Document Classification

Modified on Mon, 19 Jun 2023

Once the document is uploaded to the Extract folder, the document editor dashboard will display the different statuses of the documents at the top and present different cards showing the available document models.

The existing document models would be displayed as cards such as invoices, bills of Lading, Bank statements, etc. You can create various document models based on your document to be extracted.

If the system is unable to identify the model for a newly uploaded document, it will be displayed as an Unknown Document Model, and you will need to classify it accordingly.
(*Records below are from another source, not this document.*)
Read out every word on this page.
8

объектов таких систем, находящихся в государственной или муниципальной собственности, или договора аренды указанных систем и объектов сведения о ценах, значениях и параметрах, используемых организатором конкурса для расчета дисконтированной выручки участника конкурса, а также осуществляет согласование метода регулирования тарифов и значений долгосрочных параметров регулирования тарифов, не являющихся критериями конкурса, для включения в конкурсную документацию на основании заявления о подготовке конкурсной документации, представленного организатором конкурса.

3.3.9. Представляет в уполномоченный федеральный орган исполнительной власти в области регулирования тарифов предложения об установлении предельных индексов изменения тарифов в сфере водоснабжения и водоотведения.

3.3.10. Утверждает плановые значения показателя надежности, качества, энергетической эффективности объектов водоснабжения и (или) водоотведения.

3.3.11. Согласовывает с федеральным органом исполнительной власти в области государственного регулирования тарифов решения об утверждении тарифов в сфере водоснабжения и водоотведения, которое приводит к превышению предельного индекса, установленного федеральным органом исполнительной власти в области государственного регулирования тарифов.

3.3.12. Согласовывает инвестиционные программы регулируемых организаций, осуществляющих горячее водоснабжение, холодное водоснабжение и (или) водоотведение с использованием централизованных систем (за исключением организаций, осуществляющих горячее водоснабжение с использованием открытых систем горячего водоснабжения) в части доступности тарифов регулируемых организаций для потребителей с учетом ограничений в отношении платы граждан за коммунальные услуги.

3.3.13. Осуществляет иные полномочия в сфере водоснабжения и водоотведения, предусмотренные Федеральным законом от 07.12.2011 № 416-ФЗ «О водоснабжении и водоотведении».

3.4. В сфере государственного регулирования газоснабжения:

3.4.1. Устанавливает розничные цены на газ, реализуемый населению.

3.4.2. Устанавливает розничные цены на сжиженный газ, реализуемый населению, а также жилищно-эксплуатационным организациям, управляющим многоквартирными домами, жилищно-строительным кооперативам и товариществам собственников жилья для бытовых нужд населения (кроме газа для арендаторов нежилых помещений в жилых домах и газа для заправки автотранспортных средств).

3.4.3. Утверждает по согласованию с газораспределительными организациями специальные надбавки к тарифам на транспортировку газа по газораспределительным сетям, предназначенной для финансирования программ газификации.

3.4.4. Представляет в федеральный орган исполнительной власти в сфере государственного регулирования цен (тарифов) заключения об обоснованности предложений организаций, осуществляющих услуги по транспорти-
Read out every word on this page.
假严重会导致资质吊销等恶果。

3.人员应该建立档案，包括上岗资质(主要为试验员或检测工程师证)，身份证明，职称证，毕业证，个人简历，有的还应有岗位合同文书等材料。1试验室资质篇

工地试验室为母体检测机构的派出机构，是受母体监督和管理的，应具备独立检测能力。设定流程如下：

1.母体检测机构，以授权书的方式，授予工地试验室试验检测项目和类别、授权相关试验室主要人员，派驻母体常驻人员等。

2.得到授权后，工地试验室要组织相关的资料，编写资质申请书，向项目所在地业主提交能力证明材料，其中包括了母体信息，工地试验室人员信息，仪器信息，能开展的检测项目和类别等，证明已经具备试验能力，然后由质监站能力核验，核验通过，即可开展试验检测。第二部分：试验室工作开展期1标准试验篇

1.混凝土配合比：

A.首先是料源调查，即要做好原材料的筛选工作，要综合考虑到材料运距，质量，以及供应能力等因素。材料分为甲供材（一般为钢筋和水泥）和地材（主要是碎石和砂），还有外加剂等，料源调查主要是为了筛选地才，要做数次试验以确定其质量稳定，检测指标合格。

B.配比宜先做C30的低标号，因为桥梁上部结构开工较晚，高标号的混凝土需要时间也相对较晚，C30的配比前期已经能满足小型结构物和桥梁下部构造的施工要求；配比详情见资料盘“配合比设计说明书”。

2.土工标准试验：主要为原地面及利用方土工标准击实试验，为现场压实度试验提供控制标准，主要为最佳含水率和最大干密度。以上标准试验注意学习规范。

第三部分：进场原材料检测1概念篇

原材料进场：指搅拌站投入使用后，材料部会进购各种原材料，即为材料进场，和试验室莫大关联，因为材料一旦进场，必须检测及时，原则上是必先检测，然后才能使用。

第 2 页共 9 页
  1. Click on the document to open a screen where you can classify it.
  2. Choose an existing document model from the drop-down if it has already been created, or create a new document model by giving it a name and selecting the required Business object and attributes to store the document fields.
  3. The document definition screen will then open, allowing you to define the type of data extraction, mark the split identifier, or use the ML model.
  4. Click the Finish Definition button.

Now the document definition is completed and you can start training the documents.

Type of Data Extraction

  • Unstructured documents: These are documents that lack a predefined format or organization, making it difficult to extract specific information automatically.  
  • Semi-structured document: Documents with some level of organization or structure but containing unformatted or variable data. They may have fixed fields and free-form text, allowing for partial automated data extraction, such as invoices with additional elements like images and checkboxes.

Page Splitting

To handle long documents with multiple records, you can enable page splitting during the document model definition. Simply mark the attribute, such as invoice ID, as the split identifier to split the document into individual records.

E.g.

For a document containing 1000 invoices, and each invoice has a unique invoice number. During the document model configuration, you mark the invoice number as the split identifier. As a result, the system intelligently splits the document into individual records based on the invoice number. This allows you to store and manage each invoice separately within the provided Business object.

ML Models

In the Document Editor, you have the option to utilize machine learning (ML) models for data extraction. Choose between default ML predictions, where the system automatically predicts and extracts data, or predefined models with higher accuracy. Simply select the desired ML model option during the document definition.

E.g.

In an invoice document where the invoice number can be accurately extracted using a predefined model with 95% accuracy. You select this predefined model to ensure precise data extraction for the invoice number field. However, there might be instances where an unpredictable or unknown field appears, such as a "Special Discount" field that varies from invoice to invoice. In this scenario, you can rely on the default ML model for data extraction.